Hybrid Advances (Apr 2024)
One-Pot template free synthesis of bimetallic alloy Pt-M/C (M = Fe, Co & Cu) with improved activity for electrocatalytic oxidation of methanol
Abstract
We prepared a simple, one-step synthesis of Pt-M (M = Co, Cu & Fe)/C supported on Vulcan-XC-72 carbon using the polyol reduction method. The morphology, structure and elemental composition of the prepared catalysts were confirmed by transmission electron microscopy (TEM), X-ray diffraction (XRD) and energy dispersive X-ray spectroscopy (EDX).
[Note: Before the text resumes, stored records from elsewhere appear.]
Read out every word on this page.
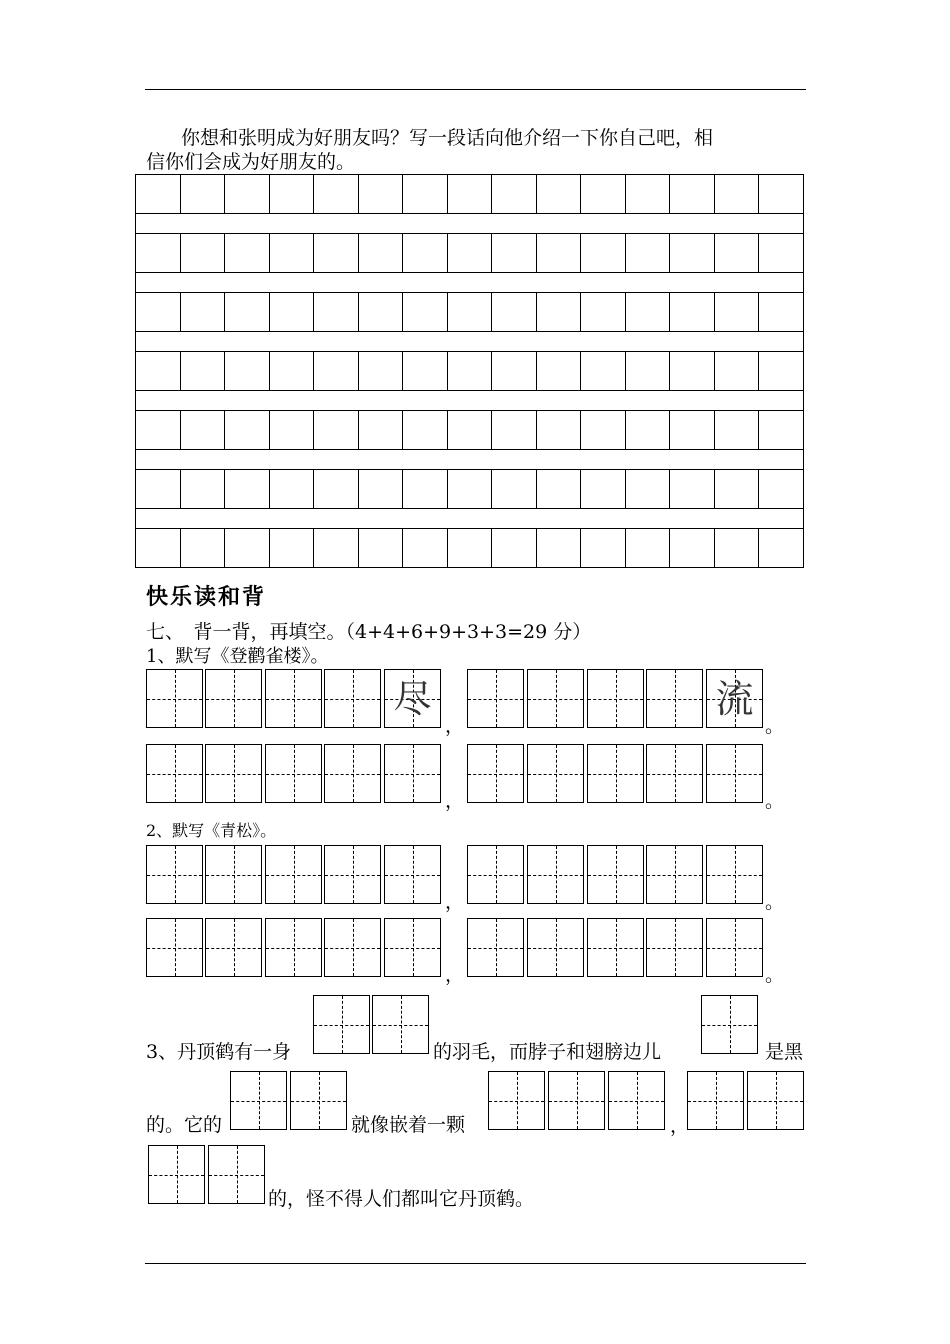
你想和张明成为好朋友吗？写一段话向他介绍一下你自己吧，相
信你们会成为好朋友的。
快乐读和背
七、　背一背，再填空。（4+4+6+9+3+3=29 分）
1、默写《登鹳雀楼》。
尽
，
流
。
，	。
2、默写《青松》。
，	。
，	。
3、丹顶鹤有一身	的羽毛，而脖子和翅膀边儿	是黑
的。它的	就像嵌着一颗
的，怪不得人们都叫它丹顶鹤。
，
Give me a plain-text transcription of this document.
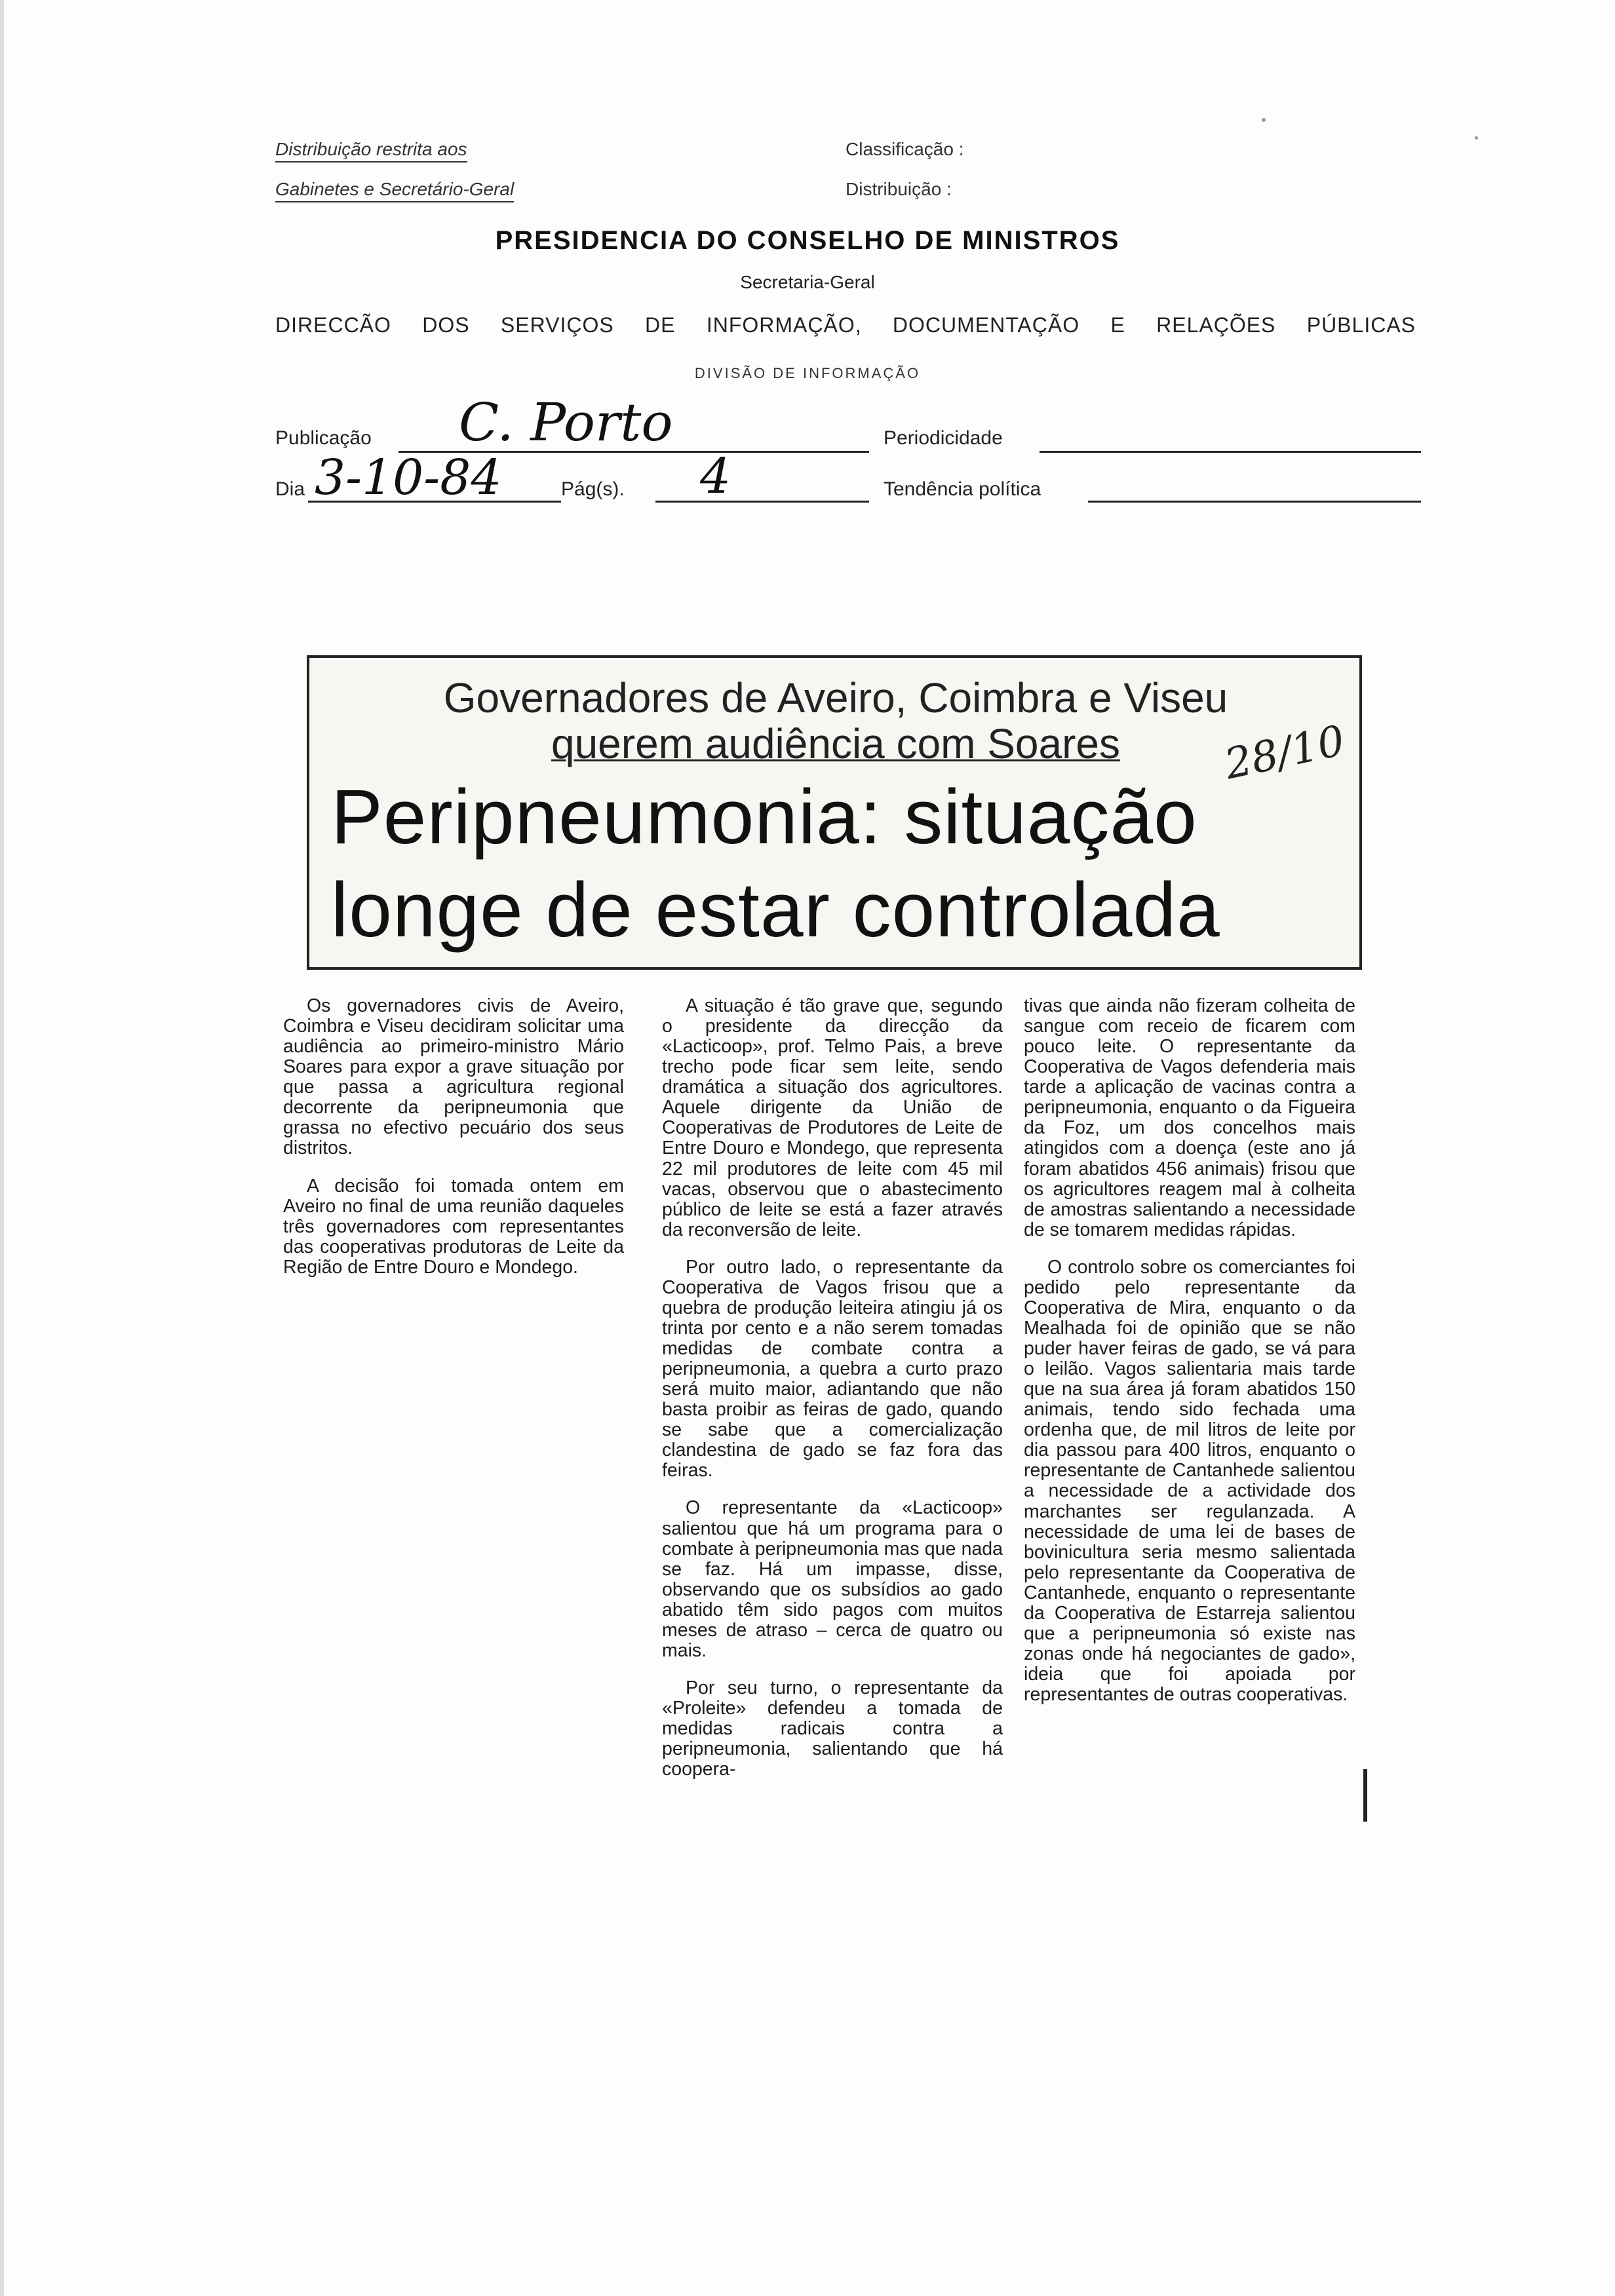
Distribuição restrita aos
Gabinetes e Secretário-Geral
Classificação :
Distribuição :
PRESIDENCIA DO CONSELHO DE MINISTROS
Secretaria-Geral
DIRECCÃO DOS SERVIÇOS DE INFORMAÇÃO, DOCUMENTAÇÃO E RELAÇÕES PÚBLICAS
DIVISÃO DE INFORMAÇÃO
Publicação C. Porto	Periodicidade
Dia 3-10-84	Pág(s). 4	Tendência política
Governadores de Aveiro, Coimbra e Viseu
querem audiência com Soares
Peripneumonia: situação
longe de estar controlada
28/10

Os governadores civis de Aveiro, Coimbra e Viseu decidiram solicitar uma audiência ao primeiro-ministro Mário Soares para expor a grave situação por que passa a agricultura regional decorrente da peripneumonia que grassa no efectivo pecuário dos seus distritos.

A decisão foi tomada ontem em Aveiro no final de uma reunião daqueles três governadores com representantes das cooperativas produtoras de Leite da Região de Entre Douro e Mondego.

A situação é tão grave que, segundo o presidente da direcção da «Lacticoop», prof. Telmo Pais, a breve trecho pode ficar sem leite, sendo dramática a situação dos agricultores. Aquele dirigente da União de Cooperativas de Produtores de Leite de Entre Douro e Mondego, que representa 22 mil produtores de leite com 45 mil vacas, observou que o abastecimento público de leite se está a fazer através da reconversão de leite.

Por outro lado, o representante da Cooperativa de Vagos frisou que a quebra de produção leiteira atingiu já os trinta por cento e a não serem tomadas medidas de combate contra a peripneumonia, a quebra a curto prazo será muito maior, adiantando que não basta proibir as feiras de gado, quando se sabe que a comercialização clandestina de gado se faz fora das feiras.

O representante da «Lacticoop» salientou que há um programa para o combate à peripneumonia mas que nada se faz. Há um impasse, disse, observando que os subsídios ao gado abatido têm sido pagos com muitos meses de atraso – cerca de quatro ou mais.

Por seu turno, o representante da «Proleite» defendeu a tomada de medidas radicais contra a peripneumonia, salientando que há coopera-

tivas que ainda não fizeram colheita de sangue com receio de ficarem com pouco leite. O representante da Cooperativa de Vagos defenderia mais tarde a aplicação de vacinas contra a peripneumonia, enquanto o da Figueira da Foz, um dos concelhos mais atingidos com a doença (este ano já foram abatidos 456 animais) frisou que os agricultores reagem mal à colheita de amostras salientando a necessidade de se tomarem medidas rápidas.

O controlo sobre os comerciantes foi pedido pelo representante da Cooperativa de Mira, enquanto o da Mealhada foi de opinião que se não puder haver feiras de gado, se vá para o leilão. Vagos salientaria mais tarde que na sua área já foram abatidos 150 animais, tendo sido fechada uma ordenha que, de mil litros de leite por dia passou para 400 litros, enquanto o representante de Cantanhede salientou a necessidade de a actividade dos marchantes ser regulanzada. A necessidade de uma lei de bases de bovinicultura seria mesmo salientada pelo representante da Cooperativa de Cantanhede, enquanto o representante da Cooperativa de Estarreja salientou que a peripneumonia só existe nas zonas onde há negociantes de gado», ideia que foi apoiada por representantes de outras cooperativas.
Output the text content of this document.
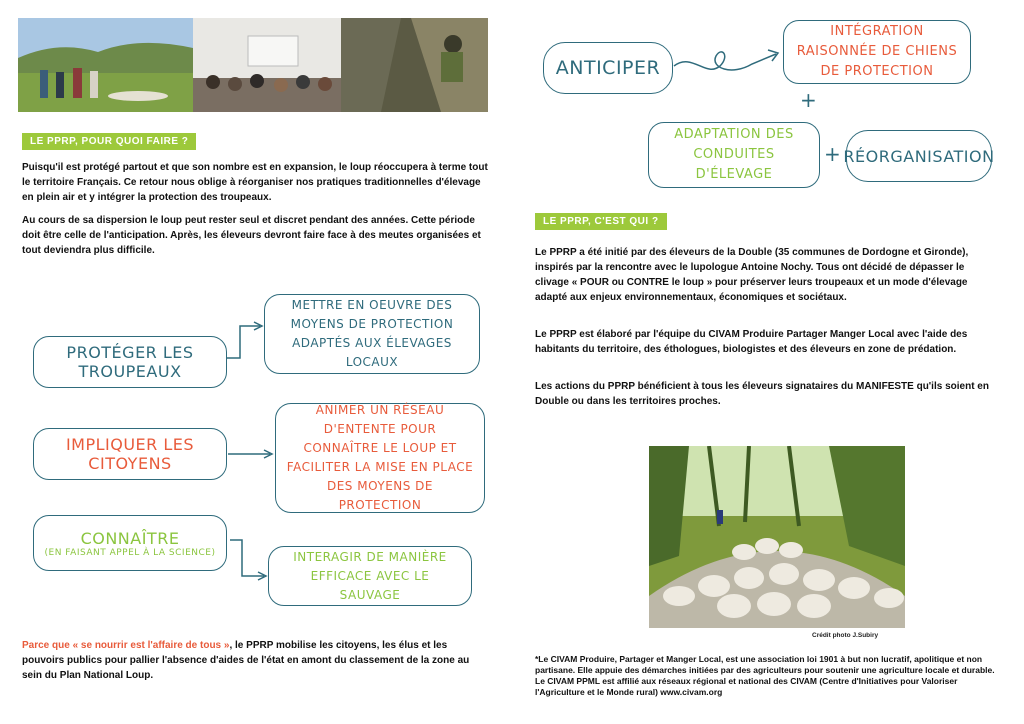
LE PPRP, POUR QUOI FAIRE ?

Puisqu'il est protégé partout et que son nombre est en expansion, le loup réoccupera à terme tout le territoire Français. Ce retour nous oblige à réorganiser nos pratiques traditionnelles d'élevage en plein air et y intégrer la protection des troupeaux.

Au cours de sa dispersion le loup peut rester seul et discret pendant des années. Cette période doit être celle de l'anticipation. Après, les éleveurs devront faire face à des meutes organisées et tout deviendra plus difficile.

PROTÉGER LES TROUPEAUX
METTRE EN OEUVRE DES MOYENS DE PROTECTION ADAPTÉS AUX ÉLEVAGES LOCAUX
IMPLIQUER LES CITOYENS
ANIMER UN RÉSEAU D'ENTENTE POUR CONNAÎTRE LE LOUP ET FACILITER LA MISE EN PLACE DES MOYENS DE PROTECTION
CONNAÎTRE
(EN FAISANT APPEL À LA SCIENCE)	INTERAGIR DE MANIÈRE EFFICACE AVEC LE SAUVAGE
Parce que « se nourrir est l'affaire de tous », le PPRP mobilise les citoyens, les élus et les pouvoirs publics pour pallier l'absence d'aides de l'état en amont du classement de la zone au sein du Plan National Loup.
ANTICIPER
INTÉGRATION RAISONNÉE DE CHIENS DE PROTECTION
+
ADAPTATION DES CONDUITES D'ÉLEVAGE
+ RÉORGANISATION
LE PPRP, C'EST QUI ?

Le PPRP a été initié par des éleveurs de la Double (35 communes de Dordogne et Gironde), inspirés par la rencontre avec le lupologue Antoine Nochy. Tous ont décidé de dépasser le clivage « POUR ou CONTRE le loup » pour préserver leurs troupeaux et un mode d'élevage adapté aux enjeux environnementaux, économiques et sociétaux.

Le PPRP est élaboré par l'équipe du CIVAM Produire Partager Manger Local avec l'aide des habitants du territoire, des éthologues, biologistes et des éleveurs en zone de prédation.

Les actions du PPRP bénéficient à tous les éleveurs signataires du MANIFESTE qu'ils soient en Double ou dans les territoires proches.

Crédit photo J.Subiry
*Le CIVAM Produire, Partager et Manger Local, est une association loi 1901 à but non lucratif, apolitique et non partisane. Elle appuie des démarches initiées par des agriculteurs pour soutenir une agriculture locale et durable. Le CIVAM PPML est affilié aux réseaux régional et national des CIVAM (Centre d'Initiatives pour Valoriser l'Agriculture et le Monde rural) www.civam.org
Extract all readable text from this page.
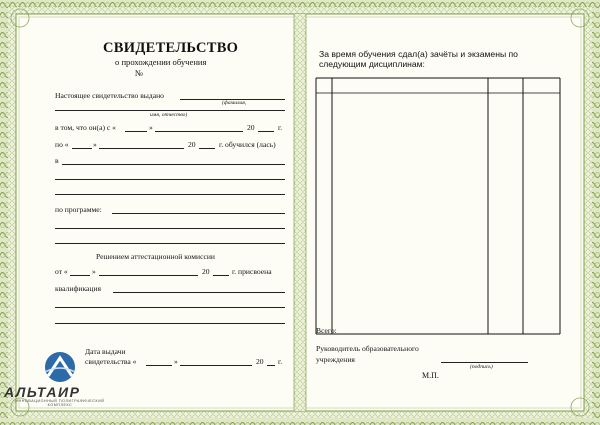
СВИДЕТЕЛЬСТВО
о прохождении обучения
№
Настоящее свидетельство выдано
(фамилия,
имя, отчество)
в том, что он(а) с «	»	20	г.
по «	»	20	г. обучился (лась)
в
по программе:
Решением аттестационной комиссии
от «	»	20	г. присвоена
квалификация
Дата выдачи
свидетельства «	»	20 г.
АЛЬТАИР
ИННОВАЦИОННЫЙ ПОЛИГРАФИЧЕСКИЙ КОМПЛЕКС
За время обучения сдал(а) зачёты и экзамены по
следующим дисциплинам:
Всего:
Руководитель образовательного
учреждения
(подпись)
М.П.
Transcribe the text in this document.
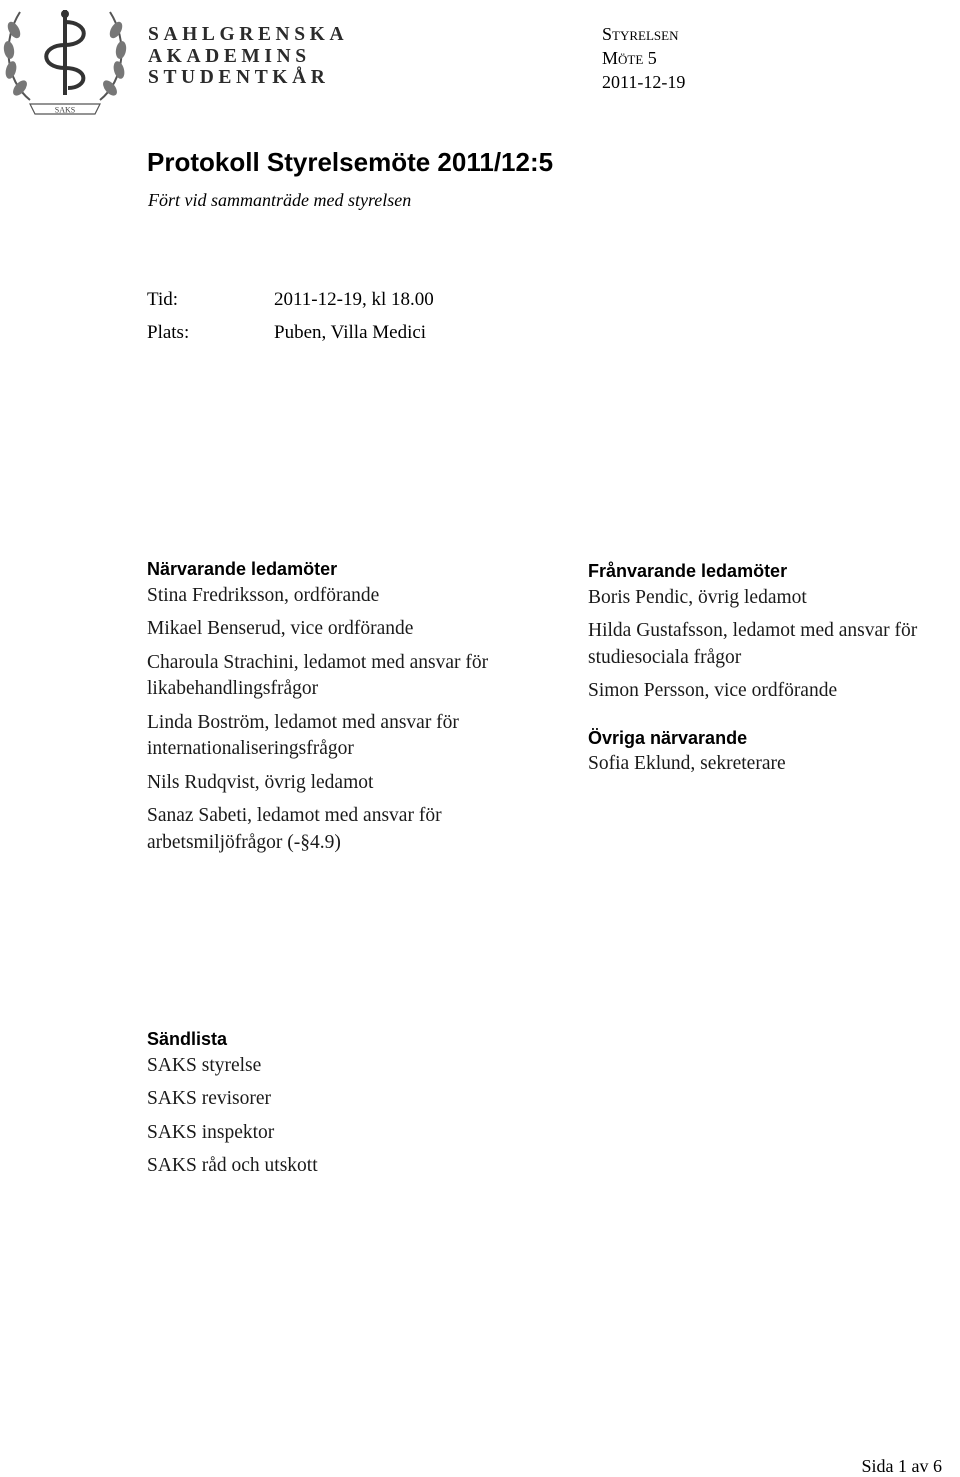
SAKS
SAHLGRENSKA
AKADEMINS
STUDENTKÅR
Styrelsen
Möte 5
2011-12-19
Protokoll Styrelsemöte 2011/12:5
Fört vid sammanträde med styrelsen
Tid:	2011-12-19, kl 18.00
Plats:	Puben, Villa Medici
Närvarande ledamöter
Stina Fredriksson, ordförande
Mikael Benserud, vice ordförande
Charoula Strachini, ledamot med ansvar för likabehandlingsfrågor
Linda Boström, ledamot med ansvar för internationaliseringsfrågor
Nils Rudqvist, övrig ledamot
Sanaz Sabeti, ledamot med ansvar för arbetsmiljöfrågor (-§4.9)
Frånvarande ledamöter
Boris Pendic, övrig ledamot
Hilda Gustafsson, ledamot med ansvar för studiesociala frågor
Simon Persson, vice ordförande
Övriga närvarande
Sofia Eklund, sekreterare
Sändlista
SAKS styrelse
SAKS revisorer
SAKS inspektor
SAKS råd och utskott
Sida 1 av 6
Electrochemical characterization including electrochemical impedance, cyclic voltammetry and chronoamperometry were studied to compare the electrochemical activity of the as-prepared catalyst with standard 20 wt % Pt/C. From transmission electron microscopy studies, the estimated average particle size for PtFe/C, PtCo/C and PtCu/C were 16, 12 and 10 nm respectively. In cyclic voltammetry studies, the PtFe/C catalyst exhibited the maximum current density for electrooxidation of methanol (14.88 mA cm−2), compared to PtCu/C (9.96 mA cm−2), PtCo/C (4.66 mA cm−2) and Pt/C (2.34 mA cm−2). Also, the negative sweep onset potential and greater If/Ib ratio verified the enhanced activity of the PtFe/C catalyst. The stability of the catalyst was studied using chronoamperometric methods, which reveals the slow decay of the prepared catalyst and higher current density for initial and final time intervals. Impedance studies confirm that the PtFe/C catalyst exhibits the smallest semicircle, suggesting a significantly higher electrooxidation rate in comparison to the other catalysts. The electrocatalytic activity of the prepared catalyst follows the order: PtFe/C > PtCu/C > PtCo/C > Pt/C.